★★★★★
具体的で、すぐにできて、お金がかからない防災対策が満載
レビュー
入手方法は後述します。
黄色い表紙の『東京防災』をご存知の方や、すでにお持ちの方は多いと思います。2015年に東京都が都内全世帯に配布しました(ポストイン)。その充実した内容からすぐに話題となり、他道府県の住民からも「ほしい」という声が上がりました。
この記事で取り上げるのはピンクの表紙の『東京くらし防災』です。
都が「災害対策をしない理由」を尋ねたアンケートによると、「具体的な方法がわからない」が第1位の53.3%を占めていました。この冊子は、それに応えるもので、つまり具体的で実践可能な防災対策が満載です。
また東京都防災ホームページには、女性の視線で作成したことが明記されています。以下、引用します。
都は、女性の防災への参画を促すとともに、都民の一層きめ細やかな災害への備えを促進することを目的として、女性の視点から防災ブック「東京くらし防災」を作成しました。
(略)
都民が自然体で、日常生活の中で、無理なく取り組める防災対策や、避難所における授乳や防犯対策などの被災生活の様々な課題への対処法を掲載しています。
この冊子は無料または安価で入手できますが、完成度はものすごく高かったです。
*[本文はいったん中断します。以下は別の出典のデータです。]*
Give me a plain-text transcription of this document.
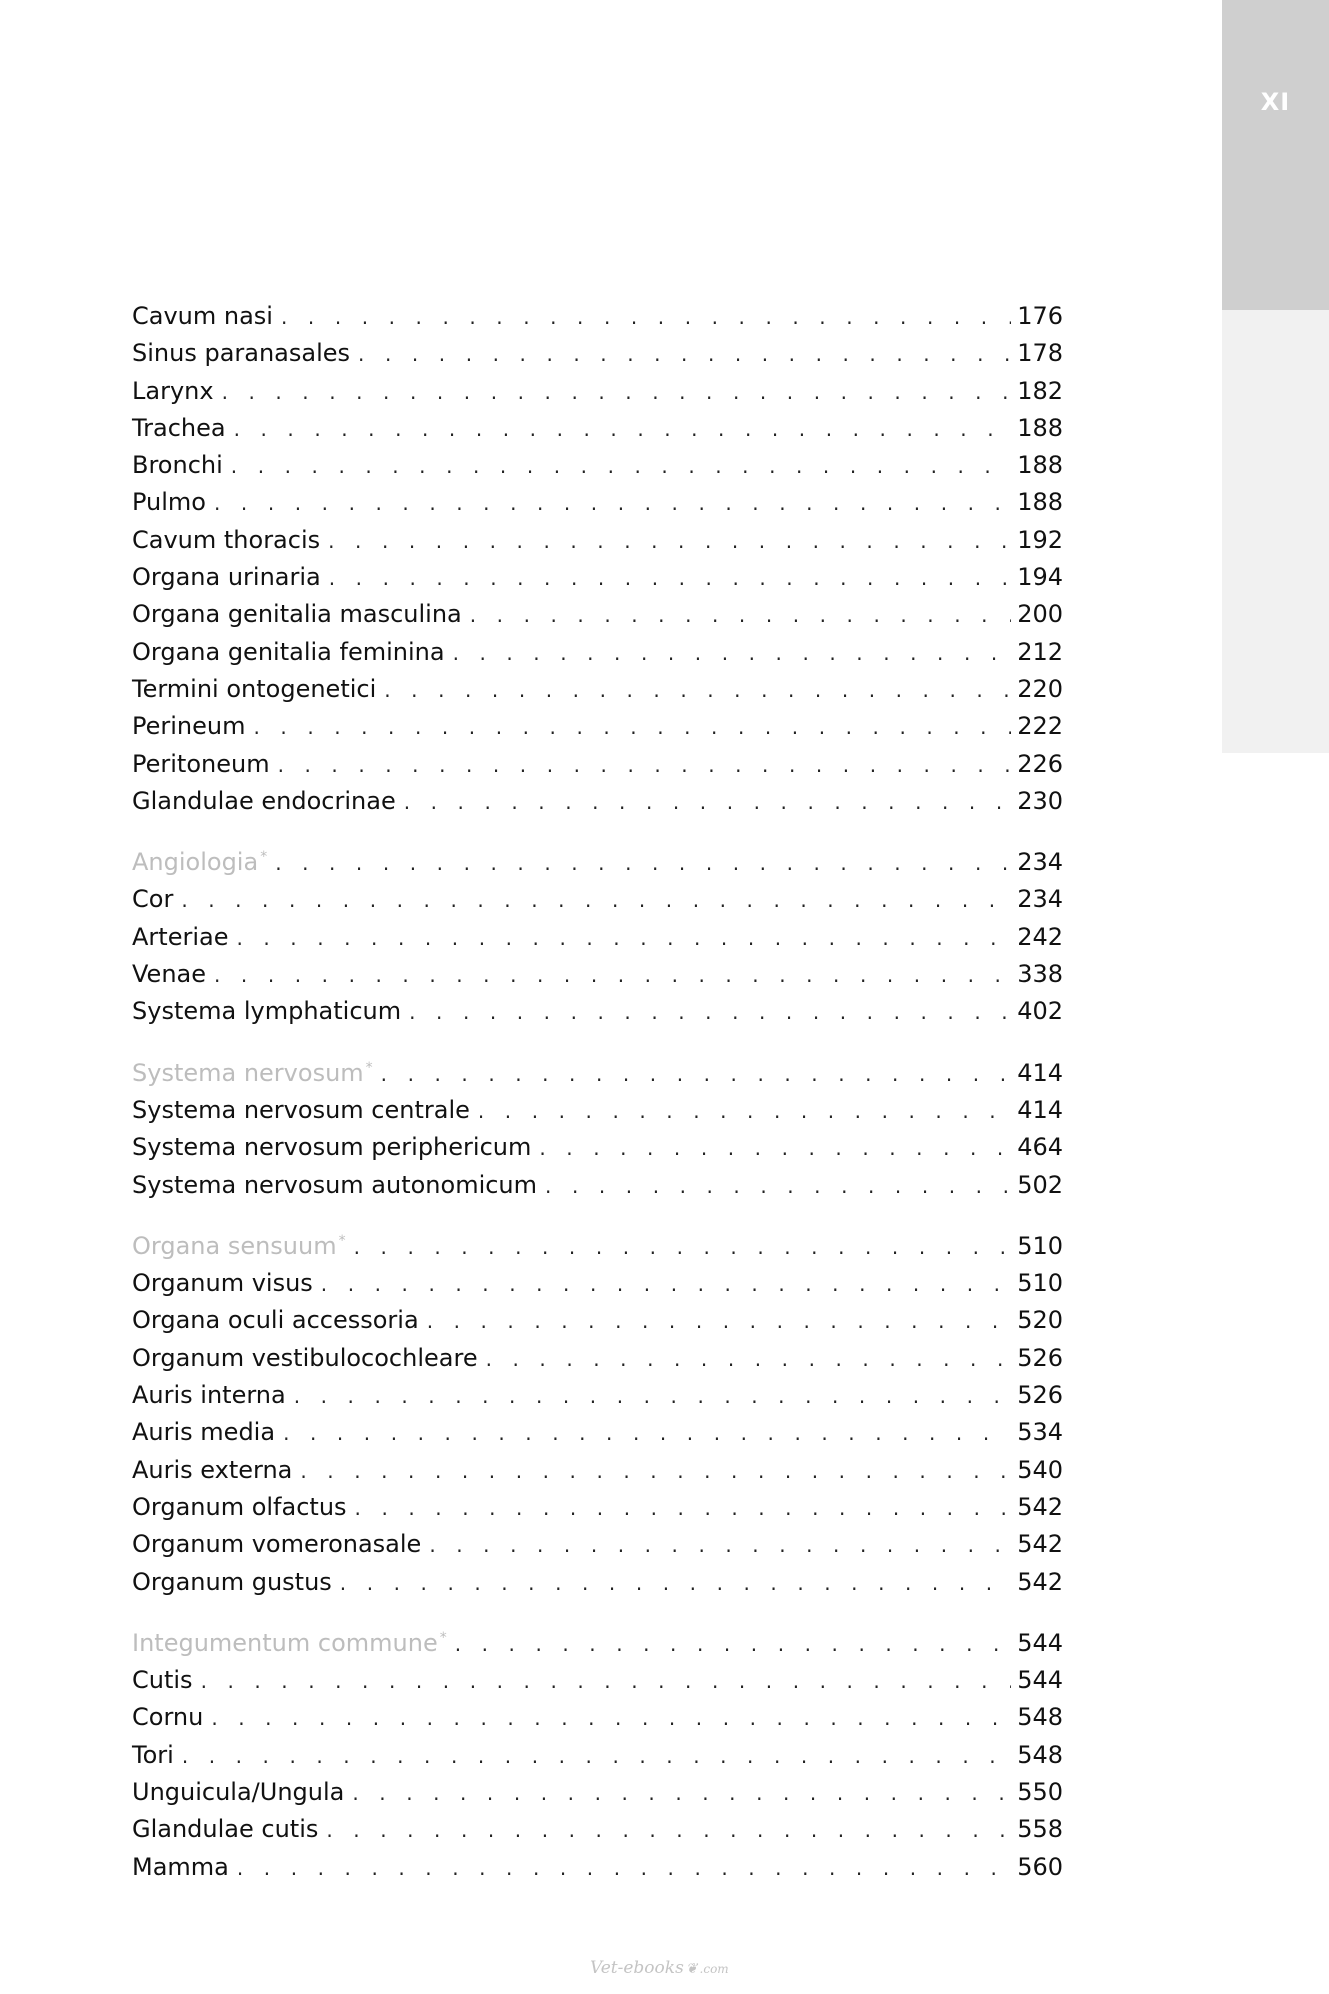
XI
Cavum nasi . . .	176
Sinus paranasales . . .	178
Larynx . . .	182
Trachea . . .	188
Bronchi . . .	188
Pulmo . . .	188
Cavum thoracis . . .	192
Organa urinaria . . .	194
Organa genitalia masculina . . .	200
Organa genitalia feminina . . .	212
Termini ontogenetici . . .	220
Perineum . . .	222
Peritoneum . . .	226
Glandulae endocrinae . . .	230
Angiologia * . . .	234
Cor . . .	234
Arteriae . . .	242
Venae . . .	338
Systema lymphaticum . . .	402
Systema nervosum * . . .	414
Systema nervosum centrale . . .	414
Systema nervosum periphericum . . .	464
Systema nervosum autonomicum . . .	502
Organa sensuum * . . .	510
Organum visus . . .	510
Organa oculi accessoria . . .	520
Organum vestibulocochleare . . .	526
Auris interna . . .	526
Auris media . . .	534
Auris externa . . .	540
Organum olfactus . . .	542
Organum vomeronasale . . .	542
Organum gustus . . .	542
Integumentum commune * . . .	544
Cutis . . .	544
Cornu . . .	548
Tori . . .	548
Unguicula/Ungula . . .	550
Glandulae cutis . . .	558
Mamma . . .	560
Vet-ebooks ❦ .com
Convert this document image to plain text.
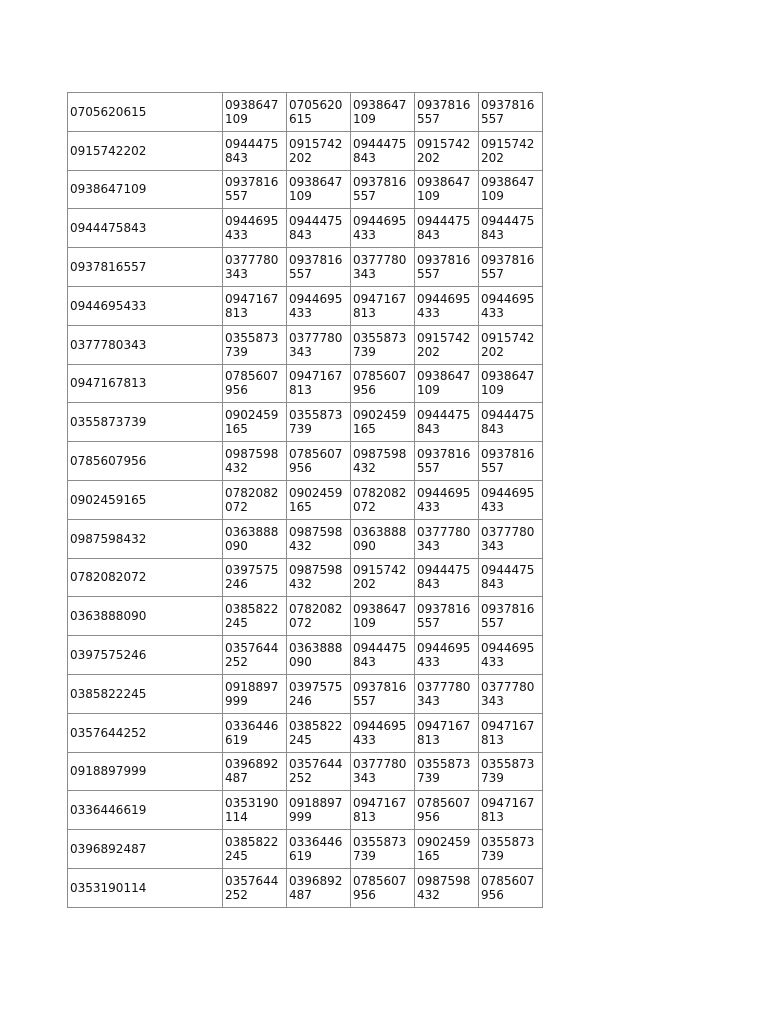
0705620615	0938647109	0705620615	0938647109	0937816557	0937816557
0915742202	0944475843	0915742202	0944475843	0915742202	0915742202
0938647109	0937816557	0938647109	0937816557	0938647109	0938647109
0944475843	0944695433	0944475843	0944695433	0944475843	0944475843
0937816557	0377780343	0937816557	0377780343	0937816557	0937816557
0944695433	0947167813	0944695433	0947167813	0944695433	0944695433
0377780343	0355873739	0377780343	0355873739	0915742202	0915742202
0947167813	0785607956	0947167813	0785607956	0938647109	0938647109
0355873739	0902459165	0355873739	0902459165	0944475843	0944475843
0785607956	0987598432	0785607956	0987598432	0937816557	0937816557
0902459165	0782082072	0902459165	0782082072	0944695433	0944695433
0987598432	0363888090	0987598432	0363888090	0377780343	0377780343
0782082072	0397575246	0987598432	0915742202	0944475843	0944475843
0363888090	0385822245	0782082072	0938647109	0937816557	0937816557
0397575246	0357644252	0363888090	0944475843	0944695433	0944695433
0385822245	0918897999	0397575246	0937816557	0377780343	0377780343
0357644252	0336446619	0385822245	0944695433	0947167813	0947167813
0918897999	0396892487	0357644252	0377780343	0355873739	0355873739
0336446619	0353190114	0918897999	0947167813	0785607956	0947167813
0396892487	0385822245	0336446619	0355873739	0902459165	0355873739
0353190114	0357644252	0396892487	0785607956	0987598432	0785607956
内容的に良かったポイントを3つ挙げます。
1. 上の引用に「無理なく取り組める」と書いてあるが、本当にそうだった
第1章は「はじめよう、たすかる暮らし方」という名前ですが、日頃のちょっとした心がけでできる対策だけが載っています。高価な防災用品を購入するのではなく、気持ちひとつで実践できます。
特に我が家で役に立ったのが「片付けでできる防災」というセクションです。子供(怖がり)がクローゼットやらタンスやら戸棚やら、やたらと扉を開けたままにしていたのですが、「今地震が来たら、物が落ちてきて危ない」ことに気付き、閉めるようになりました(たまに忘れる)。
まあ、子供がズボラなのには訳があって、母親である私の遺伝なんですが……。私も「今、地震が来たら、明日から料理ができない」と思って、使った鍋・釜・食器を放置せずに洗ったり、「今、地震が来たら、着替えが2日で尽きる」と思って、溜め込まずに洗濯するようになりました(たまに忘れる)。
2. 防犯対策が載っている
第3章「想定しよう、被災後の暮らし方」で「在宅避難での防犯」と「避難所での防犯」に触れています。火事場泥棒的な利益を狙った犯罪も怖いですが、子供・女性など弱いところを突いてストレスのはけ口にする犯罪も怖いです。子連れモラハラ離婚済みの私は、後者のタイプの人が実在することをよーく知っています。そこに一定の対策が示されています。
3. 読みやすい
表紙の絵の3人の女性、わたし(26歳、猫とふたり暮らし)、お姉ちゃん(4歳の女の子のママ)、お母さん(子供たちが巣立った家で夫と暮らす)がキャラクターとして登場します。私は自分を「お姉ちゃん」に投影して読みやすかったです。
また冊子の作りにも工夫を感じました。カラー印刷で、挿絵や1コマ漫画がどのページにもあります。私の母(老眼)は「文字が大きくて読みやすい」と言っていました。
我が家の場合は、怖がりの子供が発破をかける形で防災対策が進んでいます。また「地震後の家の中の片づけは避けたい」との思いが、私のモチベーションを高めています(ズボラなので)。お金も時間もかけられないシングルマザーの私に、この冊子はぴったりでした。
入手方法
『東京くらし防災』は都内在住でも自分で手に入れる必要があります(配布なし)。冊子の形態(紙かデータか)や、どこで入手するかで金額が違います(正規の書籍ではない)。
なお英語版、中国語版(簡体字及び繁体字)、韓国語版もあります。
『東京くらし防災』の情報は都民かどうか、女性か男性かに関係なく、すべての人に役立ちます。防災用品のひとつとして、ぜひお手元に置いて、有事にお役立てください。
まとめ
東京都が女性の視点から作成した防災対策の冊子。「第1章 はじめよう、たすかる暮らし方」「第2章 覚えておこう、発災時の基礎知識」「第3章 想定しよう、被災後の暮らし方」の三章から成る。